When you consider that the Android operating-system is a Linux-based distribution ... "I rest my case." 17 million mobile devices were activated last Christmas Day, and about 50% of those were Android-based. Furthermore, since at least the core of Apple's OS/X system is also open-source, "Darwin," well, "there's the other half, too." The market has spoken, the future is here, and anything related to the Unix trademark which somebody paid much too-much money for is ... irrelevant.

(Too bad you spent so much money on lawyers, SCO ... you bankrupted yourself, "thou fool.")

ruario 01-02-2013 01:47 PM

Quote:

Originally Posted by corp769 (Post 4861294)
Exactly. Hence why with linux, all open source, free, etc. With Unix on the other hand, it is more closed source, so you can technically market it, like with OSX, etc.

Yeah but it isn't the fact that they are Open Source that they are not UNIX. Someone could choose to pay for certification of OpenIndiana and it would probably pass given its similarities to Solaris but it would still remain Open Source. My point being that technically there is no reason we couldn't have an UNIX certified Open Source OS. Nobody seems the benefits however in comparison to the price.

corp769 01-02-2013 02:18 PM

Quote:

Originally Posted by ruario (Post 4861501)
Yeah but it isn't the fact that they are Open Source that they are not UNIX. Someone could choose to pay for certification of OpenIndiana and it would probably pass given its similarities to Solaris but it would still remain Open Source. My point being that technically there is no reason we couldn't have an UNIX certified Open Source OS. Nobody seems the benefits however in comparison to the price.

Yah, just like red hat; Red hat is free, but it's the support you are paying for. Quite smart, I'd say so...

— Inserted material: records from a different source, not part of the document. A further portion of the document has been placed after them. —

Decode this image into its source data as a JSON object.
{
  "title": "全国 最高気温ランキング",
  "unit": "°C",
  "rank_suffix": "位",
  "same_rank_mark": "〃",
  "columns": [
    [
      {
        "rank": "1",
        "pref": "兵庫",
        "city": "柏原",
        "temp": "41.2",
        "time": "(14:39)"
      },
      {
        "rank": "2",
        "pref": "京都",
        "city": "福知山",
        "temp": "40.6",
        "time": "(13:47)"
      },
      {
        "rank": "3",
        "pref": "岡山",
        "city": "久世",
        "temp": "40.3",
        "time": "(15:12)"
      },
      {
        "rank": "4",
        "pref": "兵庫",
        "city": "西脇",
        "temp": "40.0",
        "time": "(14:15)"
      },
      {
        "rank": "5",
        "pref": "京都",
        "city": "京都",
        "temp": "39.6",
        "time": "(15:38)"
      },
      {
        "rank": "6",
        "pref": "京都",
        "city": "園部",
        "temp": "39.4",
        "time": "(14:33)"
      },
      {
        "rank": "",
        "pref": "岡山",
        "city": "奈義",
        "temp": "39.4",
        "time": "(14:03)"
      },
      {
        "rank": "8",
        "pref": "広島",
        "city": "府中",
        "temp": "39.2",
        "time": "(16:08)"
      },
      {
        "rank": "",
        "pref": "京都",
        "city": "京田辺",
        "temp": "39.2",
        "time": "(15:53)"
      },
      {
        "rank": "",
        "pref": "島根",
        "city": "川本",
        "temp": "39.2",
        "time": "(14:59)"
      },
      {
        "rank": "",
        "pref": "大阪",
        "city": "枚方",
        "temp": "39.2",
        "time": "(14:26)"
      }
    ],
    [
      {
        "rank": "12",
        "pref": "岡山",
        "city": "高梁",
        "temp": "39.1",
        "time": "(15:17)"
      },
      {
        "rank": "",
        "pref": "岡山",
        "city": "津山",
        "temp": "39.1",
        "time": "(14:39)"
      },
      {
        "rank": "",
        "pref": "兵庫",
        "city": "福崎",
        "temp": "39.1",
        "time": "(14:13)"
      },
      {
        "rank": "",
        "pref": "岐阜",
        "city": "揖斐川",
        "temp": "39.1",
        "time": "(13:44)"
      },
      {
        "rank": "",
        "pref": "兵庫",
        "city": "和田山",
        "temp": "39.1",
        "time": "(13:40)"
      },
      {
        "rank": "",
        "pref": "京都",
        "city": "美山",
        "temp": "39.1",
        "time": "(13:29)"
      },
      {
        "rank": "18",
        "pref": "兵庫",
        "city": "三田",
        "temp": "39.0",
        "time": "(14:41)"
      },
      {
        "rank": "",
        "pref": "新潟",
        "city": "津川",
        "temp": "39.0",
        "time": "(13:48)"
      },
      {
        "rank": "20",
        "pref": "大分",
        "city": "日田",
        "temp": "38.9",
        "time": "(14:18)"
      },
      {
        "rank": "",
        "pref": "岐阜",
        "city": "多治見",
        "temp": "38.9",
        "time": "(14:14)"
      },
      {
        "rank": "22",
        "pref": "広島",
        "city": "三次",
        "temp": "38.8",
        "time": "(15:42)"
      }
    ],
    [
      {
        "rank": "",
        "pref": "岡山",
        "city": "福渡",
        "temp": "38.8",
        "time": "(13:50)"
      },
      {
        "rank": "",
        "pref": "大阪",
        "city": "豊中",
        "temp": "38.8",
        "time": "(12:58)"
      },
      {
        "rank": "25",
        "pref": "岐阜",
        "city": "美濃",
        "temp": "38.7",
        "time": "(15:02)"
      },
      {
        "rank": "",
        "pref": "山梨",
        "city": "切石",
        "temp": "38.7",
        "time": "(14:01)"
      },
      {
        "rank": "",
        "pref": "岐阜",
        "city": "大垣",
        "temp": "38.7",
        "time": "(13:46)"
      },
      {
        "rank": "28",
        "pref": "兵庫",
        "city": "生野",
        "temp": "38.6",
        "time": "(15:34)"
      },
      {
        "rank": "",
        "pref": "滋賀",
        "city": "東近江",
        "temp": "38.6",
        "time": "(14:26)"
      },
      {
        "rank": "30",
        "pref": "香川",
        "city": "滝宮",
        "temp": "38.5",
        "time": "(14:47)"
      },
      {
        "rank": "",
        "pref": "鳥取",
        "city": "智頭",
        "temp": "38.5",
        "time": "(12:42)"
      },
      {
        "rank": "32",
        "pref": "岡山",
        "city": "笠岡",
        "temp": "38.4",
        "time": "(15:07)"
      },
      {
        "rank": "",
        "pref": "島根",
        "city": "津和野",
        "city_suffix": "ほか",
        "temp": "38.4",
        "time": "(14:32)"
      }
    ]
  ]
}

miros84 01-02-2013 02:42 PM

I looked also information who uses Linux and Who uses Unix, and tendence is to use Linux.
So as you said, Unix certification is not so important as I thought.

Look that:

Quote:

Since 2011 Linux powers over 90% of the top 500 servers. It runs also on the biggest (as of 2011): RIKEN Advanced Institute for Computational Science Cores: 705024 Power: 12659.89 kW Memory: 1410048 GB
and that:

Quote:

According to International Data Corp. (IDC).Linux has grown faster than any other server OS over the past few years. Linux user base is estimated to be about more than 25 million machines, compared to 5.5 million for combined UNIX installations.
(How many servers in the world are there with Windows. Somebody knows that?)


So now I understand that now, 2013, Linux is either more important then Unix.